I proposed to the Millionth Circle conveners that we stand in the park when were together for our annual Deepening (retreat) in Ashland because of my understanding that symbolic actions have an invisible effect (on the morphic field) as well as on the people who consciously do something for the meaning of it. Besides, the story took place in a fictionalized version of Ashland city park. Sharon had moved to Ashland with the intention of writing a book, and as it turned out the one she wrote was this one, not the book that she had intended. Meanwhile, the three organizers of the MC Deepening who live in Ashland were arranging a surprise. Sharon was invited to attend as a mystery guest. Sharon came into the circle, read the story to us and told us how the book came to be written and how her self-published pamphlet-booklet became published when the Penguin-Viking publisher's rep came by Bloomsbury Bookstore (the one place that sold it), heard how they kept running out of them, read it and voila! She had a major publisher.At the end of the retreat, we went to the city park in Ashland to enact Sharon Mehdi's story by standing in the park. To stand for even a short time with others in meditative silence with the intention that it mattered that we did this felt as if we were joining a vast deep and loving invisible field.

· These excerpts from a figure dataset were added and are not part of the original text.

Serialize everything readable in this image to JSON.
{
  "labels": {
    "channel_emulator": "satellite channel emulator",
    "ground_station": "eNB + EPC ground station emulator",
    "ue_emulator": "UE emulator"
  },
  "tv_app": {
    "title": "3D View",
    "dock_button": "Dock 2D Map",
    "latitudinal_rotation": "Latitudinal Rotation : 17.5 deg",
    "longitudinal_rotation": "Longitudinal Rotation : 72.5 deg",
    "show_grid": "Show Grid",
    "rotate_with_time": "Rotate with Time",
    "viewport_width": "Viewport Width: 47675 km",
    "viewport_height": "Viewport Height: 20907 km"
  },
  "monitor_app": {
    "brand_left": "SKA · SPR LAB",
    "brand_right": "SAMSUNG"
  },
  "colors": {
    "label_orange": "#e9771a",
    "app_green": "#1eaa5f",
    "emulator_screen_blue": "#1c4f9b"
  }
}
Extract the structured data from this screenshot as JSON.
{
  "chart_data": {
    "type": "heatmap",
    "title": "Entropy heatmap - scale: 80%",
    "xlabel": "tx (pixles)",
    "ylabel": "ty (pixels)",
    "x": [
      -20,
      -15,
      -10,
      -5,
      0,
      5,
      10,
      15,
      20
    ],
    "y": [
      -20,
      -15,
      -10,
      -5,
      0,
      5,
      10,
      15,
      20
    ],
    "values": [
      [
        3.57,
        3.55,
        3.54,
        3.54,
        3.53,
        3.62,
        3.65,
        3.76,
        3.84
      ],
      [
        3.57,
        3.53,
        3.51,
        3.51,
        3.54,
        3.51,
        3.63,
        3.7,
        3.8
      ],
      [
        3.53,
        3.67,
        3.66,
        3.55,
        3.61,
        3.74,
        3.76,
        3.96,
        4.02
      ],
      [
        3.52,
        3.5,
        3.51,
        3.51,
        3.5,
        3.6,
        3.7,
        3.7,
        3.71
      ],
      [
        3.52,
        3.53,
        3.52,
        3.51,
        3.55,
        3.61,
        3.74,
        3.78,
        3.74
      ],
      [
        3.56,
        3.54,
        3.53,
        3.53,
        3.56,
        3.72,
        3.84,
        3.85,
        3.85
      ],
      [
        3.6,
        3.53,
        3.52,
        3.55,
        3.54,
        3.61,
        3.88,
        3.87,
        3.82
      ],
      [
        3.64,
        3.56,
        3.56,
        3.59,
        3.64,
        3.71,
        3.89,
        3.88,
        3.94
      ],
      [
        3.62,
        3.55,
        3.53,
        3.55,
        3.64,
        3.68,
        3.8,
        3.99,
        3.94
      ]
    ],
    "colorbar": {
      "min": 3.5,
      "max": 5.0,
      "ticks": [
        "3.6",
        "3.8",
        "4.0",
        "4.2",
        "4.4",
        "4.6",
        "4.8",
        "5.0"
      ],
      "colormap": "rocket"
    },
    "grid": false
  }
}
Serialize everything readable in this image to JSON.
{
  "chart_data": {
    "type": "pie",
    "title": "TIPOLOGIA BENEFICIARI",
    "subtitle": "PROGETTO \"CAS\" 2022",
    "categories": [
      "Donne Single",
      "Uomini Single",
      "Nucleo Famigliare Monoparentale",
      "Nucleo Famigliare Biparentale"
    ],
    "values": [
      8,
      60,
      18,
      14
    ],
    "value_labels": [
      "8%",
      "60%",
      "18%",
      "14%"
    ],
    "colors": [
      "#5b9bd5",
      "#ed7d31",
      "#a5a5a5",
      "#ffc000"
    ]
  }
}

Sharon Mehdi, Onnolee Stevens & Jean Shinoda Bolen

Several weeks later, I was in Durango, Colorado and told the story of The Great Silent Grandmother Gathering. After I left, This is the message that I received from Mary Hardy: "On Mother's Day 48 of us gathered in the park on Main Street, including 4 men, 4 children, and 1 dog. Enough to form a big circle holding hands, sometimes in silent witness for peace, sometimes sharing poems and writings, grounded throughout with the Mother's Heartbeat drummed by a woman, ending with all singing 'Let there be peace on Earth, and Let it Begin with Me.' Very moving. Very reassuring: I am not alone. As I looked around that big, beautiful circle I thought, Jean is present with us. You very definitely are connected. Thank you for connecting so many of us who did not know each other."

Later in 2006, I went to Columbus, Ohio. Deb Ballam, Associate Provost of Ohio State University invited me to speak on Urgent Message From Mother and as she took me to the airport we talked about what she might do next, and I as I recall—in this conversation, I told her two stories. One about how women in Santa Barbara had organized a Mother's Day event on the beach next to the wharf, with the crosses in rows in the sand, each one for a specific soldier who had died in Iraq put up by Veterans for Peace—an event that had begun with one woman who had attended my talk, brought my book to two of her friends who became a circle of forty who put this event together (further magic happened: as I was reading Lessons from Wild Geese, I learned afterwards, that there was a collective holding of breath as a perfect V formation of geese flew overhead),

The second story was about Sharon Mehdi and her book, and how both Sharon and I happened to be in Santa Barbara on that Mother's Day. I told Deb a short version of the story and the "wouldn't it be wonderful…" possibilities, and this struck a chord in her--she said that she would get a copy of Sharon's book immediately and told me that Ohio State has a representative in every county, almost all of them women who could become involved. She let me off at the airport and then—Deb Ballam took off with the idea! The next time I saw here was at the United Nations as part of our 5WWC (5th Women's World Conference) delegation of 40—with thousands of Mother's Day Standing for Peace cards in the five official UN languages to pass out Deb Ballam's project feels as if it is becoming a movement. She has taken an idea and is running with it, having fun with it and in its meaning and further-rippling effect is making a difference.